Menaces sur l’acquis social
La Commission européenne depuis a entamé un véritable virage néolibéral, que ce soit à sa tête ou dans les différentes directions générales et semble ne plus voir en peinture les vestiges d’une époque où celle-ci pouvait encore faire quelques concessions au social. C’est pourquoi, la Commission Barroso a initié le 2 octobre dernier le programme REFIT (Réglementation affûtée et performante : résultats et prochaines étapes) qui est nul autre qu’un processus dont l’objectif est la déréglementation de l’Europe, le démantèlement de la législation protégeant les droits des travailleurs et l’affaiblissement du dialogue social avec en ligne de mire les quelques acquis de la directive-cadre de 1989.

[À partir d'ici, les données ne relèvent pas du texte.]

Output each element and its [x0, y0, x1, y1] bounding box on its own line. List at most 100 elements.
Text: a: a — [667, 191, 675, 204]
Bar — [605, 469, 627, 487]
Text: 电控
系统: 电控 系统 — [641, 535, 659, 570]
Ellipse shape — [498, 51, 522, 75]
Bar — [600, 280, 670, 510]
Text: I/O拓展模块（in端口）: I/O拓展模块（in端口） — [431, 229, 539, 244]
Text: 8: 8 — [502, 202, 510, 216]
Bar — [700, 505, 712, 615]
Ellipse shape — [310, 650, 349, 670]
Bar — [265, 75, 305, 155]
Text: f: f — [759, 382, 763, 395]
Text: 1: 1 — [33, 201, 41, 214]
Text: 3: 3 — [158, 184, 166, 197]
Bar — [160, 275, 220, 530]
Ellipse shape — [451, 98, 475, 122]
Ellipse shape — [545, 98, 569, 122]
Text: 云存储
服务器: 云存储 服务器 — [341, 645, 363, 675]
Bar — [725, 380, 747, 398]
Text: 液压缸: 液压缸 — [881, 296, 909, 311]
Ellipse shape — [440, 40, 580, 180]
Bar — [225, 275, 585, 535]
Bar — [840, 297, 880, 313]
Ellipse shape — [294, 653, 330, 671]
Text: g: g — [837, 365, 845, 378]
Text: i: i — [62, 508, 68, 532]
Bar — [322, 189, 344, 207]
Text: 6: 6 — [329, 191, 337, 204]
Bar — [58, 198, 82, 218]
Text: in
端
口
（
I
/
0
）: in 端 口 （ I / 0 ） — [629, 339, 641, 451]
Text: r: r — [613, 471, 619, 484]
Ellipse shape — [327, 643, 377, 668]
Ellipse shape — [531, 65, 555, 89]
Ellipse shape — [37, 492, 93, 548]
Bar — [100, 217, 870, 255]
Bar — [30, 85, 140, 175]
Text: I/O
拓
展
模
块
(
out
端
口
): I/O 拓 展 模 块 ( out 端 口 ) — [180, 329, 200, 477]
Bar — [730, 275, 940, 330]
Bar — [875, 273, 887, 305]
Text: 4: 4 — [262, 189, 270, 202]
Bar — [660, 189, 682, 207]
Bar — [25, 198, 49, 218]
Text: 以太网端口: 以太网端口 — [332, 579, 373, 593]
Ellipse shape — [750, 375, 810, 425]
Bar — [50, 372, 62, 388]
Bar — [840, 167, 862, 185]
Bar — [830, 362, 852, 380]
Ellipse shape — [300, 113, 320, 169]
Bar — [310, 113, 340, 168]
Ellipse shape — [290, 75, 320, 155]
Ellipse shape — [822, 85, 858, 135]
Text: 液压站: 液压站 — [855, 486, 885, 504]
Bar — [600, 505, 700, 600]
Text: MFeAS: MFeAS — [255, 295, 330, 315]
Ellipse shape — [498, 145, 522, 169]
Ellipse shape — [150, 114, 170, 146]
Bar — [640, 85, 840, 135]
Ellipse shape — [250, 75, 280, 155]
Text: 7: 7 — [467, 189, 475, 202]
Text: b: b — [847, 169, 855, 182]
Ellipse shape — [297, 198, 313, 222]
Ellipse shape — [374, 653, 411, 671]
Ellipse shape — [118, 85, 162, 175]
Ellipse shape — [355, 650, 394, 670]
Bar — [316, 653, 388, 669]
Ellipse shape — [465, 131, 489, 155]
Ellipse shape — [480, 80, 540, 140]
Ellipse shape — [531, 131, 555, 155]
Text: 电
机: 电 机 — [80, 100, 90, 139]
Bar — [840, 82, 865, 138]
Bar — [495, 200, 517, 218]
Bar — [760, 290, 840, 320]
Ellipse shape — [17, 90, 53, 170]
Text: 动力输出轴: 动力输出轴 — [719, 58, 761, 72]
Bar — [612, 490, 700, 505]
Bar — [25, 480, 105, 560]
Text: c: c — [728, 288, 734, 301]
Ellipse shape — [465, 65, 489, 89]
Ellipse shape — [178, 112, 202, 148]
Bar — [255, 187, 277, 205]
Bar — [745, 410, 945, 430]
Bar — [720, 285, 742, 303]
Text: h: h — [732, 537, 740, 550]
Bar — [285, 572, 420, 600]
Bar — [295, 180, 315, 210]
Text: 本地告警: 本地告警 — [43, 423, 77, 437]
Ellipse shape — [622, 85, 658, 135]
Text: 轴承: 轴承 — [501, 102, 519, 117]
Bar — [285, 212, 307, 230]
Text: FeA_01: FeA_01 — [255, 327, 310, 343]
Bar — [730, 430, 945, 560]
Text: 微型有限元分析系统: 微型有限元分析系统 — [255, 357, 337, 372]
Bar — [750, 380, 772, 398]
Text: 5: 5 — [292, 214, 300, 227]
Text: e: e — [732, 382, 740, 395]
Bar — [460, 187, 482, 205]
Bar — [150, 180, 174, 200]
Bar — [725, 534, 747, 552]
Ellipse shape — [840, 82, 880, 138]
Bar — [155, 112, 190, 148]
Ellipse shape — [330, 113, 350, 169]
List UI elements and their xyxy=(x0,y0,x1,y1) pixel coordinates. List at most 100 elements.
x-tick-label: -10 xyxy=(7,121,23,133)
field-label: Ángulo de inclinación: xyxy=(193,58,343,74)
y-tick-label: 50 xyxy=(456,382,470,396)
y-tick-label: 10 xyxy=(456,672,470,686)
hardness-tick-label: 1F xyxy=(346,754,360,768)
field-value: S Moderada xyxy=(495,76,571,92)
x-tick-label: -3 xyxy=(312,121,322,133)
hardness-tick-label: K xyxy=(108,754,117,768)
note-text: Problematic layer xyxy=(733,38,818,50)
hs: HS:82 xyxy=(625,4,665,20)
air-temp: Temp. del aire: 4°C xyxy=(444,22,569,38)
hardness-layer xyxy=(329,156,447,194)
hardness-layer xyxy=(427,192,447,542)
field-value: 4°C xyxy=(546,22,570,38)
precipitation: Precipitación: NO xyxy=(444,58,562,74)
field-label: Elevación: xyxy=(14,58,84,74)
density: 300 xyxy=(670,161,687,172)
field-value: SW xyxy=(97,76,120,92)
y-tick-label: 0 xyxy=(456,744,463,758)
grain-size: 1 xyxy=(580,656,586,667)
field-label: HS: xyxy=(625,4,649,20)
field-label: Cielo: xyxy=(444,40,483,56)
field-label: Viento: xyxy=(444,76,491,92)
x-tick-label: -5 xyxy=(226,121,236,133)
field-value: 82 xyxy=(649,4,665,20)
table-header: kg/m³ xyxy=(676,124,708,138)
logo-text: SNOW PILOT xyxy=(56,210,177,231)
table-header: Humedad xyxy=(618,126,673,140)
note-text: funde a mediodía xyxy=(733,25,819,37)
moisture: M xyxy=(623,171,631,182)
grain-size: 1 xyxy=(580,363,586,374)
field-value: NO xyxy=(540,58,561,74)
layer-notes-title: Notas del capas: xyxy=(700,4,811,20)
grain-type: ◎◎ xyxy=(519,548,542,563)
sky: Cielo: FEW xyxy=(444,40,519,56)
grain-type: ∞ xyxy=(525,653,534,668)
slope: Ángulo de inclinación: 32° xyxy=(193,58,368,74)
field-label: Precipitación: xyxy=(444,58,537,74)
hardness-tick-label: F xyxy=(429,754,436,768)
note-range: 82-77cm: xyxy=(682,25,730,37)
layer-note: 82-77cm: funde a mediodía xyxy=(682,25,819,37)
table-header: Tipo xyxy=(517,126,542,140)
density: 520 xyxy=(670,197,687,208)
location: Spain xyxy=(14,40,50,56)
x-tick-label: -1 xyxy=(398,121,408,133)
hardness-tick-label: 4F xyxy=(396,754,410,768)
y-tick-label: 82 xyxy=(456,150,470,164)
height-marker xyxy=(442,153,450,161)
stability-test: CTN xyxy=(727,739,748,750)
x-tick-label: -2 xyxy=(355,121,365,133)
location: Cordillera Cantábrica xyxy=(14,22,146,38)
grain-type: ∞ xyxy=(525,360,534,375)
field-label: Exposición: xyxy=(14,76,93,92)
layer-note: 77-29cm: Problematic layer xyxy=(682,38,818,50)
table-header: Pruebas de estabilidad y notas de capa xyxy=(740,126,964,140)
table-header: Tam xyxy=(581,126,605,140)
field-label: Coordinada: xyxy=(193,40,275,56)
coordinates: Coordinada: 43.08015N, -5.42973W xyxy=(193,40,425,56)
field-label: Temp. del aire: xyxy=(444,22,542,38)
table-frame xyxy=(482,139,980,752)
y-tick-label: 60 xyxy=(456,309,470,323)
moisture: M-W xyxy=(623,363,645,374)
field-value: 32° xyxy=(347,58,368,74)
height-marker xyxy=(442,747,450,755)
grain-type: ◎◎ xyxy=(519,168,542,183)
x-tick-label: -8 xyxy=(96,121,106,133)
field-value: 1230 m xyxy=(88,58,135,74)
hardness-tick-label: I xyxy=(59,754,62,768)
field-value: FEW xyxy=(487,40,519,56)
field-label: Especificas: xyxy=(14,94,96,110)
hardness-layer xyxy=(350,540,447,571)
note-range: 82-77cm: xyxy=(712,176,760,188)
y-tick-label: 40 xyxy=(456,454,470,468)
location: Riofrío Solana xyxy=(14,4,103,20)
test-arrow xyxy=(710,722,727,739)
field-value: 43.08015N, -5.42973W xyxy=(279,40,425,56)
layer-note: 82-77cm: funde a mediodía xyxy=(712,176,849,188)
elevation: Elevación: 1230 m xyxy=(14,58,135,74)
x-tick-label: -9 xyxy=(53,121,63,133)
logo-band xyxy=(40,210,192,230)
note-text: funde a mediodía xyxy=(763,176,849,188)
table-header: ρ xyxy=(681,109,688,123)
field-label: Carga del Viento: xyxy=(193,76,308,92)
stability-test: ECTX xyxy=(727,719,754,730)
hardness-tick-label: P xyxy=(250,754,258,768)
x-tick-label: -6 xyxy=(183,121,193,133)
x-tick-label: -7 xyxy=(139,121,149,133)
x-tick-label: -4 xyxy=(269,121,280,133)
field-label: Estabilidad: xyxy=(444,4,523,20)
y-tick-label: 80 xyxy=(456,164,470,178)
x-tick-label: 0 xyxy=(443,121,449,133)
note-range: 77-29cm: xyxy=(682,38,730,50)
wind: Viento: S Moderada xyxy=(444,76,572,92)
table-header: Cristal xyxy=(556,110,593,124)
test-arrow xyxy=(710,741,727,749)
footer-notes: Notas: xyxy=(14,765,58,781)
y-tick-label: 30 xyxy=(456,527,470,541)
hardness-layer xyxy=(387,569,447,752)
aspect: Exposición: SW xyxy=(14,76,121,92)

La nouvelle Commission Européenne ne semble pas remettre en cause cette fameuse « simplification » fondée sur des évaluations partiales, alibi d’une dérèglementation. A telle enseigne que plusieurs experts membre du « groupe de haut niveau de parties prenantes indépendantes sur les charges administratives », présidé par Edmund Stoiber, l’ancien président conservateur du land de Bavière conteste aujourd’hui les conclusions du groupe de haut niveau et se trouvent en dissidence
Le modèle social existe donc (un peu) à travers la législation sur la santé et la sécurité au travail, mais se trouve en danger face au programme de fitness réglementaire concocté par Messieurs Barroso et Stoiber. Aux travailleurs, aux organisations syndicales de l’UE et à la confédération européenne des syndicats de se mobiliser afin de contrer ce qui fait office de « testament » pour l’ancien président de la Commission « carburant du Front National ». On ne saurait déconseiller au chrétien démocrate Jean Claude Juncker de poursuivre dans la même voie.
Le président de la section affaires sociales du Conseil économique et social européen, HenriMalosse, affirme ainsi que le « modèle social européen » ne préexiste pas, mais qu’il est une dynamique de rapprochement fondé sur des valeurs communes :
« Le modèle social européen s’impose donc comme un projet à réaliser, une ambition qui, à partir de normes minimales et de projets concrets, devra faire converger, au rythme du possible, les réalités sociales des États membres. Le « modèle social européen », pour être perçu comme une réalité par les Européens, devrait se traduire par des avancées concrètes. »
Pour que les rivages de l’eden soient en vue, il faut que l’Union Européenne défende au mieux et en partenariat avec l’OIT des standards sociaux fondamentaux à travers le monde, et œuvre pour un « nivellement » du social par le haut et non par le bas. Le modèle social européen ne pourra exister qu’à travers sa vocation universaliste en opposition au relativisme culturel propre au monde des affaires et du commerce.